It’s why Demi Moore and her two daughters with Bruce Willis, Rumer and Tallulah Willis, called Smith to discuss the effects of addiction on a family at the red table. Smith, whose own mother is more than 20 years sober, “loved” the idea.
“I have that in my family. That’s what was deeply relatable to me, and I wanted to see their process of healing,” Pinkett Smith continues. “She trusted us to do that…because so many of us are being affected in that way, but very rarely do we talk about it and very rarely do we know how to talk about it.”
Pinkett Smith says she doesn’t arrive at the table pretending to have the answers. Instead, she has a litany of nonjudgmental questions. In fact, the Girls Trip star says she learns more from her guests, especially her cohost and only daughter, Willow.
“That’s why we have such a hard time in our mother-daughter relationships…. Our daughters are our mirrors,” she explains. “They’re our mirrors. And so a lot of times we have to confront things of our past in present time with things that our daughters are going through, and we’d just rather not.”
Pinkett Smith has also welcomed her son, Jaden, to the table to talk about his vegetarian and vegan eating habits. Still, learning to mother him is likely an interesting topic for a future Red Table Talk.
It took a lot of trial and error with Jaden.”

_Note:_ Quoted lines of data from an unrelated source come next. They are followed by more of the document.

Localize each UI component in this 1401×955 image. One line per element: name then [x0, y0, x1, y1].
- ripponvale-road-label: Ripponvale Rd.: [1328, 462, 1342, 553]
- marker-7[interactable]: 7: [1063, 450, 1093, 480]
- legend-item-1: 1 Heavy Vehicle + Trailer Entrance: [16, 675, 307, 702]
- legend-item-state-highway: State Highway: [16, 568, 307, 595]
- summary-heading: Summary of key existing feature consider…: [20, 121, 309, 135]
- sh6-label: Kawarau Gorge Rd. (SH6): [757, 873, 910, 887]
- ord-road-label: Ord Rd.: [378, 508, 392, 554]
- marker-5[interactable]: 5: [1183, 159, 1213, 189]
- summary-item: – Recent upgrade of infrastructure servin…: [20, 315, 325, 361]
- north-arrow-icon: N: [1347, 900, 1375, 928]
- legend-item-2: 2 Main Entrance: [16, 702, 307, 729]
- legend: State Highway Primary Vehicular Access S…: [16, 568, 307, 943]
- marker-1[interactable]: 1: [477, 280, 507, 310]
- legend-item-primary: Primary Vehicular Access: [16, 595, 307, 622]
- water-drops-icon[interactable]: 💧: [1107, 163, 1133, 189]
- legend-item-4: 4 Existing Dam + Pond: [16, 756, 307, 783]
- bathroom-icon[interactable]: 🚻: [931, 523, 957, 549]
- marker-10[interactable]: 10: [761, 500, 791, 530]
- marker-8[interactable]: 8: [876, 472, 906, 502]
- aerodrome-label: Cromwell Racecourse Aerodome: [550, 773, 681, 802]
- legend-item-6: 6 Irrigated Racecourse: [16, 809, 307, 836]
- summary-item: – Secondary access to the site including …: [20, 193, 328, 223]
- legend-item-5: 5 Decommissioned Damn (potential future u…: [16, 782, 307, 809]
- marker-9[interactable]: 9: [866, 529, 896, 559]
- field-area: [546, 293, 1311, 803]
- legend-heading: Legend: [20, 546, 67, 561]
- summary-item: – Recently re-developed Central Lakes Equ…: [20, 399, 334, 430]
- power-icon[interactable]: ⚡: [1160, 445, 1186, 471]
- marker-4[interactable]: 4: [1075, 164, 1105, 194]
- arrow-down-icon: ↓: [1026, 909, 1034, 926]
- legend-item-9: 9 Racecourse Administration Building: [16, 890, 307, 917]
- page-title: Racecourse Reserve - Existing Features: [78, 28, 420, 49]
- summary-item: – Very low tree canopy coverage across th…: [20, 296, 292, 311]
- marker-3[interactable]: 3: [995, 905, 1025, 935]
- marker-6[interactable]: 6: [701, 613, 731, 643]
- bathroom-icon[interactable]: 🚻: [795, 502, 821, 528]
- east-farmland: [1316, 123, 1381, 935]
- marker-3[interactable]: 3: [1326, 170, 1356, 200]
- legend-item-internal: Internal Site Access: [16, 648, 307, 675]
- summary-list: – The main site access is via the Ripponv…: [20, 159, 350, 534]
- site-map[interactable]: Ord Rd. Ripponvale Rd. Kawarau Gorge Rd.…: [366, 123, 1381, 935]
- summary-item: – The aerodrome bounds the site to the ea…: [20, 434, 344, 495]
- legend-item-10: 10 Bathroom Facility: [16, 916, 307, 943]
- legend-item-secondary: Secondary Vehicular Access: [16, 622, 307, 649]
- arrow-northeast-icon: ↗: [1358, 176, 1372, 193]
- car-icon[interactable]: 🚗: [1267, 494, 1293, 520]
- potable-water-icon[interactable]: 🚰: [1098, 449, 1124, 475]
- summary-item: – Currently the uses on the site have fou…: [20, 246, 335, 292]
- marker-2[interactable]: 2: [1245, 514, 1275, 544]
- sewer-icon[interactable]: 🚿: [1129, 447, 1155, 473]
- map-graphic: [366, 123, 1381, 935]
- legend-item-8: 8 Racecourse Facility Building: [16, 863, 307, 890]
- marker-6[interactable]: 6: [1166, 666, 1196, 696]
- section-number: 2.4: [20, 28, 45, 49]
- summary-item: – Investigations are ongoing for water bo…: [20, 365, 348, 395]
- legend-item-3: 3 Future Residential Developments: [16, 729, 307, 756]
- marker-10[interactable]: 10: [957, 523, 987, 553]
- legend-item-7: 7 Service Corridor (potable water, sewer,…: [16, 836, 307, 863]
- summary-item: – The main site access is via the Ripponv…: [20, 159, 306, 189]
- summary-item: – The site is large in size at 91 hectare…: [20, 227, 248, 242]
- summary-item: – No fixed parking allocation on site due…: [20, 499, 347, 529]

“It took a lot of trial and error with Jaden because…I had a certain idea of what a Black boy is supposed to look like, what a Black boy was supposed to be and how a Black boy emotionally needs to be in the world to survive it,” the Baltimore native admits. “And then I had to realize, Whoa, whoa, whoa. This Black boy doesn’t come from where you come from.”
“It is night and day,” she says of her upbringing compared with Jaden’s. “So I had to educate myself and I had to get out of how I was raised…and allow him his individuality in his reality, not mine.”
And although she’s proud of the free Black boy she’s helped nurture in the world, the American Son producer isn’t blind to the realities of what it means to be Black in America, and the garden variety oppression that you can’t escape even if your parents are rich and famous.
“I had to learn how to educate him because he’s still a Black boy in America,” Pinkett Smith continues. “It’s tough. It takes us as mothers continuously being able to look at our child, see what they need and, instead of forcing them to become what we want them to be, adjust ourselves to nurture who they are.”